Inside his head, the entity stirred once, glanced her way—
—and immediately lost interest.
“Not a Veythari”, it muttered, already bored.
She tilted her head slightly, eyes dragging over him from shoes to shoulders. “Mm,” she said. “They didn’t lie. You look tired.”
Howard blinked. “Uh. What?”
“I came to get ya,” she said easily. “But I gotta admit…” Her gaze sharpened, amused. “I thought you’d be different.”
“Different how?” he asked.
She smirked. “Hard to say. Less broken, maybe.”
He snorted despite himself. “You talk weird.”
She laughed—low, smooth. “Baby, I been around a while. Accents stack. Slang sticks. You learn to mix ‘em if you wanna survive every era.”
Howard studied her more carefully. “So… what are you?”
She arched a perfectly sculpted brow. “You can’t tell?”
“No,” he admitted. “I’ve never seen anyone like you.”
Her smile widened just enough to show a hint of fang. “Vampire, darlin’.”
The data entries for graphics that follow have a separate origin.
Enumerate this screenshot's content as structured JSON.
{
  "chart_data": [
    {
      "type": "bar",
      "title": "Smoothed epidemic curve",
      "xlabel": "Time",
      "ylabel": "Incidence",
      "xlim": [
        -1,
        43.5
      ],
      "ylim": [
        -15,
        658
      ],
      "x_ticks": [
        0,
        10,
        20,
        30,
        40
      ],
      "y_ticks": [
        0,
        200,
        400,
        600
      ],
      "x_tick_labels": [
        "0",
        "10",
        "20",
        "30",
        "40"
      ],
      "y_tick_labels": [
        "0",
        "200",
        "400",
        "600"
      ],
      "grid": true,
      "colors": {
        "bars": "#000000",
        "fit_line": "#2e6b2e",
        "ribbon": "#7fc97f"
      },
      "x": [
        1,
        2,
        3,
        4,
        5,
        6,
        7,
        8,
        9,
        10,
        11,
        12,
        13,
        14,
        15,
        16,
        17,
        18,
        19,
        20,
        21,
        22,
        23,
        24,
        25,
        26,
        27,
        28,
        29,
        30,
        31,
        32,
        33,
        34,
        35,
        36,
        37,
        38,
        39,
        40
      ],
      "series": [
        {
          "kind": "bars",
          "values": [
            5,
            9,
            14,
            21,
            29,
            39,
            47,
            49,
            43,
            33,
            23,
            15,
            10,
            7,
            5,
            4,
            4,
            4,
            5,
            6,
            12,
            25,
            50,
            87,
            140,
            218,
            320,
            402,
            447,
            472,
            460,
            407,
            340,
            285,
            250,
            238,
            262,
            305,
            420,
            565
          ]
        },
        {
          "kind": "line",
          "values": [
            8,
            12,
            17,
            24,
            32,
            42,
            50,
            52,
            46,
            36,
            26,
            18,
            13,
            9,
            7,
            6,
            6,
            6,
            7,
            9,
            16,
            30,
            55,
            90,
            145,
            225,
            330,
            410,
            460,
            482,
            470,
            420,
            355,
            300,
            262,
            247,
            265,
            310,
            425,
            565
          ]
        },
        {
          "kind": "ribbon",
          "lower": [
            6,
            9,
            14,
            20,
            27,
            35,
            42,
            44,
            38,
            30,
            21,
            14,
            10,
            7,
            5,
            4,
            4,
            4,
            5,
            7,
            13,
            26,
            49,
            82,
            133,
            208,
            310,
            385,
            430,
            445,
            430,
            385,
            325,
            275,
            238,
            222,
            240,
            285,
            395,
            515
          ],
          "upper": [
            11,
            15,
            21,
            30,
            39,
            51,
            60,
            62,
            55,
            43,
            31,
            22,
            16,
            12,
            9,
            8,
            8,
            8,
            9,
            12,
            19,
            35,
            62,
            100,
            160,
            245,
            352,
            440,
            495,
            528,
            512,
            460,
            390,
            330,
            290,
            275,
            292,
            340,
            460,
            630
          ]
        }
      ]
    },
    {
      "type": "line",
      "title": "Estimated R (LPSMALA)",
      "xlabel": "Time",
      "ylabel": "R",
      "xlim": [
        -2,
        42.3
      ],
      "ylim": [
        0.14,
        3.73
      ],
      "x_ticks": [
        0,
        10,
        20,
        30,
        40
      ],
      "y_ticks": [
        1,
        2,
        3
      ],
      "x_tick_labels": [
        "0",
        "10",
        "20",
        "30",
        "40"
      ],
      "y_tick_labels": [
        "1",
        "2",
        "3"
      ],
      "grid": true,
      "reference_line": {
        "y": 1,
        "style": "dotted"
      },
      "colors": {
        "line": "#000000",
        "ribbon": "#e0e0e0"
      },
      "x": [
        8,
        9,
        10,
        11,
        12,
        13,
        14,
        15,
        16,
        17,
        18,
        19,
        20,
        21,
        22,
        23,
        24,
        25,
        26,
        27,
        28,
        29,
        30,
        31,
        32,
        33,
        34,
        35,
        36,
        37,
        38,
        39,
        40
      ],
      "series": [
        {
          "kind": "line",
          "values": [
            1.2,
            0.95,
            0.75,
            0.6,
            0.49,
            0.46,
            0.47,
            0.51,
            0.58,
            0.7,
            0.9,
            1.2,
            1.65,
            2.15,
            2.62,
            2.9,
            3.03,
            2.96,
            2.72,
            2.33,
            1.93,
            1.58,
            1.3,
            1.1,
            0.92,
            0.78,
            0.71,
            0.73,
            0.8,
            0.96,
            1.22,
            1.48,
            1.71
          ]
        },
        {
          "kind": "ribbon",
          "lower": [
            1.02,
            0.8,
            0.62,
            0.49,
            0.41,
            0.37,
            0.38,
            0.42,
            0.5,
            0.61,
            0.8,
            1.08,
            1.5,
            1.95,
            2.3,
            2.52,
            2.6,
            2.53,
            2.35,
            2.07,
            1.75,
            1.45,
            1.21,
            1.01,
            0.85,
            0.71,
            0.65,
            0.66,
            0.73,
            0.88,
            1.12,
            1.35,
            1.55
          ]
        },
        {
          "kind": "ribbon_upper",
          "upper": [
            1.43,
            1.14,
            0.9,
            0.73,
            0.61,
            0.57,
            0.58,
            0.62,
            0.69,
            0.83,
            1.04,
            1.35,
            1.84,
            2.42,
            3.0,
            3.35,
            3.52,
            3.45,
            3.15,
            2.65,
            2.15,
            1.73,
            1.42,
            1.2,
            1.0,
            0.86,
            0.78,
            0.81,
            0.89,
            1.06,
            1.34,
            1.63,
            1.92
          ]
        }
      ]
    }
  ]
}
“…Wow,” Howard said, genuinely. “Uh. I’m Howard—”
“Oh, I know who you are,” she cut in lightly. “You don’t get a suite like this without your name bein’ whispered in a dozen meetings.”
He laughed quietly. “Fair. So what’s yours?”
She considered him for a moment, eyes softening—not kindly, but thoughtfully. “I’ve gone by many names in my life.”
Then she stepped aside, gesturing toward the door.
“But for this era?” she said. “You can call me Cellirna.”